Is Type 2 Diabetes Reversible at Scale? - toutouast
https://peterattiamd.com/type-2-diabetes-reversible-scale/
======
djsumdog
> The entire intervention is managed by physicians and the nutritional
> approach is based on highly individualized carbohydrate restriction and
> nutritional ketosis (which I’ve written about extensively in the past and
> throughout this blog).

People like to hate on low-carb approach. They say things like "It causes
liver problems" which don't have a basis in reality. Human beings survived for
thousands of years on way fewer sugars and starches than we have today.

It's particularly bad in the US due to the availability of high fructose corn
syrup, which means America products tend to contain more sugar than their
overseas counterparts.

A few years ago I started going strong on a keto die, cutting out soda, pasta,
bread, etc. and eating a lot more vegetables, meats, cheeses, etc. There an
initial shock about two weeks in which some people can't get past, because
your body has to get use to using fat as a primary fuel source instead of
sugars/starches. Once I got past that though, I could cycling farther, my
weight training sessions lasted longer with less fatigue, and I dropped from
72kg down to 63kg over the course of several months.

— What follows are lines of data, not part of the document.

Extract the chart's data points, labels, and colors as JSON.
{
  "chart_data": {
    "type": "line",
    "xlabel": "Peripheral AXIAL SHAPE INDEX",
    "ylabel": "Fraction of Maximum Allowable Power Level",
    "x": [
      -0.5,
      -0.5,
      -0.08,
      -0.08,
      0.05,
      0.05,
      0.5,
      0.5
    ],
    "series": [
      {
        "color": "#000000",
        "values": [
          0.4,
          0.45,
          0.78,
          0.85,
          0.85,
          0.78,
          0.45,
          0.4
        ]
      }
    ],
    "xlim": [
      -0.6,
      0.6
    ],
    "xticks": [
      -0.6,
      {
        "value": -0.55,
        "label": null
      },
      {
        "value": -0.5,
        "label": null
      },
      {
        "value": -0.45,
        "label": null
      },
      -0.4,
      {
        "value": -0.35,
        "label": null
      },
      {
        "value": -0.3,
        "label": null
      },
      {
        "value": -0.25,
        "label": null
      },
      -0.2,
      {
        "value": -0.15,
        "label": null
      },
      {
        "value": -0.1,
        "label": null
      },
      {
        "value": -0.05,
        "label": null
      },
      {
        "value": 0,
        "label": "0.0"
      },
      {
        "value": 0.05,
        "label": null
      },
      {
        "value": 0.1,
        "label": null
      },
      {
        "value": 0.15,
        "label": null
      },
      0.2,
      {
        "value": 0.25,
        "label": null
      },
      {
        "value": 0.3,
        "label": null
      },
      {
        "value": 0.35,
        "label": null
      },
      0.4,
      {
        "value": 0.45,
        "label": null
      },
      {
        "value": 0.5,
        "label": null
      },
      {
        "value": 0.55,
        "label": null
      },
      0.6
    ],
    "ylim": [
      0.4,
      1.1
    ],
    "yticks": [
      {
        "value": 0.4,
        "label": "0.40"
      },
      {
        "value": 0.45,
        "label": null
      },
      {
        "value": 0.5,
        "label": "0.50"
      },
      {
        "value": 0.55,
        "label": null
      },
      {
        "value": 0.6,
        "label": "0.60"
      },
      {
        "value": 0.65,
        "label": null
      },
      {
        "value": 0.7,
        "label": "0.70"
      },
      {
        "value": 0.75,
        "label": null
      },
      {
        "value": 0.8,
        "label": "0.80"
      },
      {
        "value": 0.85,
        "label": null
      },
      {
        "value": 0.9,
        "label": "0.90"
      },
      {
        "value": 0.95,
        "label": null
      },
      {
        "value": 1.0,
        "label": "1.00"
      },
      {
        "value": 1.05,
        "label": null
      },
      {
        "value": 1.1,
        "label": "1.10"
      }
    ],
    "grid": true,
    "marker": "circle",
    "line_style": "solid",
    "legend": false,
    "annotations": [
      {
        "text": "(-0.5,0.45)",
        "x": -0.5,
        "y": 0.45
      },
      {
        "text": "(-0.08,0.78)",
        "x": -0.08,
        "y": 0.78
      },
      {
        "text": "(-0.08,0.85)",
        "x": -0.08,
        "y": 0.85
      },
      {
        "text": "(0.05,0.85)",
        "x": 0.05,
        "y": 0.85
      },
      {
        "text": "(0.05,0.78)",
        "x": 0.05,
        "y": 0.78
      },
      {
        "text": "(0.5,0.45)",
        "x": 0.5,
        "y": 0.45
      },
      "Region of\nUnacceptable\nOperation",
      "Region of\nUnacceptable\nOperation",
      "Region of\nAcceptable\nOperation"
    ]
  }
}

My lowest was 60kg for nearly two years! Moving back to America has been
difficult. It's hard to find the same quality of ingredients and I just got
burnt out on cooking my own food all the time. There is very little healthy
stuff off the shelf here. In the past two years I've slowly rose back up to
67kg and it's upsetting.

I wish there were more low carb options when eating out. Salads at pubs are
often loaded with croutons and fruits, there are lots of hidden carbs in salad
dressing and there's just a lack of healthier options here.

The food industry pushed hard against the Adkins movement in the early 2000s.
Imagine if we had kept going down the route. Would obesity have dropped
significantly in the US? We'll never know. But this article goes with a lot of
the current research: fat doesn't make you fat. Sugars and starch do. They
have a much higher energy density and sugar is huge contributor to heart
disease.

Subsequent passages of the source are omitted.